The film is based on an early novel by Yukio Mishima so I went out and bought the novel and read it after seeing the movie and I then watched the movie again. I loved the book (I’m a fan of Mishima) and the film is as intriguing a literary adaptation as I’ve seen in a long time. While Etsuko’s often conflicting desires and the resulting emotional turmoil are laid out via sections devoted to her narration in the book, a lot of it is conveyed in the film by closeups of her and shots of the landscape of the world in this isolated villa as seen through her eyes. It uses cinematic means to get inside her head, including her occasional voice-over narration. This film is set in a much more insular world than that of Kurahara’s other films and does not have the same relationship to contemporary Japan. In the book, the family histories of the characters played a much larger role and the whole theme of conflict between tradition and modernity in postwar Japan was foregrounded. Here, those aspects are downplayed to focus on Etsuko and her state of mind and the way she relates to the other characters, from the family patriarch and her assorted in-laws to her little niece and nephew and the servants. There are only a few glimpses of the outside world and one clever reference to the “Popeye” cartoon show as broadcast to the household’s two children on an unseen TV set.
For a more detailed write-up on this film and a comparison to the book, please read my review of the film on IMDB:
I would argue that I HATE BUT LOVE and THIRST FOR LOVE are the two films in this box set that should vie for classic status with the better-known contemporary Japanese dramas of the time, such as those by Nagisa Oshima and Mikio Naruse, among others. What I don’t understand is why these and other Kurahara films never played at the Japanese film festivals in New York I’ve attended since the early 1970s. I believe some of them played just a year or two ago at a Nikkatsu film festival in New York that I completely missed. But before that? I don’t recall any mention of them. As it turns out, there was some distribution of at least two of these titles.
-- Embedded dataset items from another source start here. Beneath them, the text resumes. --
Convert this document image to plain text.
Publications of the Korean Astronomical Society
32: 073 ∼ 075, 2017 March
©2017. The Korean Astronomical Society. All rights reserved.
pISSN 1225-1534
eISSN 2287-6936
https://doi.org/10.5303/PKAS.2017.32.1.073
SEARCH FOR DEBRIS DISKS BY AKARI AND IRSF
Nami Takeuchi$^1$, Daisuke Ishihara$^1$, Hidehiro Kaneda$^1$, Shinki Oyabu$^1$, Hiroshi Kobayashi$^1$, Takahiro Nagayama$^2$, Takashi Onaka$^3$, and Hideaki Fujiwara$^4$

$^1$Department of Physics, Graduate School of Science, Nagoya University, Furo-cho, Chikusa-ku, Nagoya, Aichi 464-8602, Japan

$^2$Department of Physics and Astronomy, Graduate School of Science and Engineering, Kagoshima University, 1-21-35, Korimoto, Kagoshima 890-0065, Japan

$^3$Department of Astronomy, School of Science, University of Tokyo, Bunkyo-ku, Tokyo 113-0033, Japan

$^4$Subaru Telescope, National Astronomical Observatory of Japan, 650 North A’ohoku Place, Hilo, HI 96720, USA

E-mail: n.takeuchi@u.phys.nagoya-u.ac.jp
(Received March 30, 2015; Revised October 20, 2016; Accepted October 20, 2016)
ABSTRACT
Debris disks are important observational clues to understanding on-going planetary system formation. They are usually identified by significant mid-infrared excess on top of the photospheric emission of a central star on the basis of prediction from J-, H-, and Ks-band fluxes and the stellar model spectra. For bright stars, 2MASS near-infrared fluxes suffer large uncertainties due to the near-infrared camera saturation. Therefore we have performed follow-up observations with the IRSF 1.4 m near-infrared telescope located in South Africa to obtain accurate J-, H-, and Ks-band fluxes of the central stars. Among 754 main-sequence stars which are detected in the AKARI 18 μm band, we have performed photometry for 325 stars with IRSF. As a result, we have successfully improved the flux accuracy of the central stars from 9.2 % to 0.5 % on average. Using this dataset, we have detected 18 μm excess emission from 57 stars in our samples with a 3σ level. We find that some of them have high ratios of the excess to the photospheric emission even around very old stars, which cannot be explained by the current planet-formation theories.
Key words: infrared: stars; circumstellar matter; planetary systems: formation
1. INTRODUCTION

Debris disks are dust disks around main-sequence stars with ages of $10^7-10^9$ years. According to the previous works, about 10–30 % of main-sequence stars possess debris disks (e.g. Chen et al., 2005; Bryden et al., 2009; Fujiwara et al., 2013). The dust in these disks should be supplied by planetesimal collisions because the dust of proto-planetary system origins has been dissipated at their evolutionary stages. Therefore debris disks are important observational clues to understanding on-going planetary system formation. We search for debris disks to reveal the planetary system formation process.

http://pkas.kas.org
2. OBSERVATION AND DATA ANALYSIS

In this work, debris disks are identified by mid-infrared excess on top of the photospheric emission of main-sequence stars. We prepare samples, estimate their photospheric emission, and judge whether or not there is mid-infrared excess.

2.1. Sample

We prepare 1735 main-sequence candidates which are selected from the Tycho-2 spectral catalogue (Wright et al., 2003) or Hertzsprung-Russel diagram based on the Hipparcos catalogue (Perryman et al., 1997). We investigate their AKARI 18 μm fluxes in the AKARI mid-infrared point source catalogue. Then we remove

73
In Chuck Stephens’ liner notes for THE WARPED ONES, he says this about the film’s distribution history:
- Originally entitled Season of Heat—an intentional echo of the very first sun tribe film, Takumi Furukawa’s 1956 Season of the Sun—The Warped Ones acquired the title by which we know it today in its American rerelease, after first being distributed, dubbed into English and disguised as a sexploitation flick, as The Weird Love Makers (“They do everything!”) through auteur-pornographer Radley Metzger’s Audubon Films in 1963.
According to the American Film Institute Catalog Credit Index, Feature Films, 1961-70, THE WEIRD LOVE MAKERS did indeed get released in the U.S. in 1963. But only two other Kurahara films are listed in that volume: LONGING FOR LOVE and THE HEART OF HIROSHIMA. LONGING FOR LOVE is an alternate title for THIRST FOR LOVE, so it’s evident that it got some play in the U.S., but I can’t determine how much. There are no New York Times reviews for either of the three films, so I doubt there was a New York opening at all.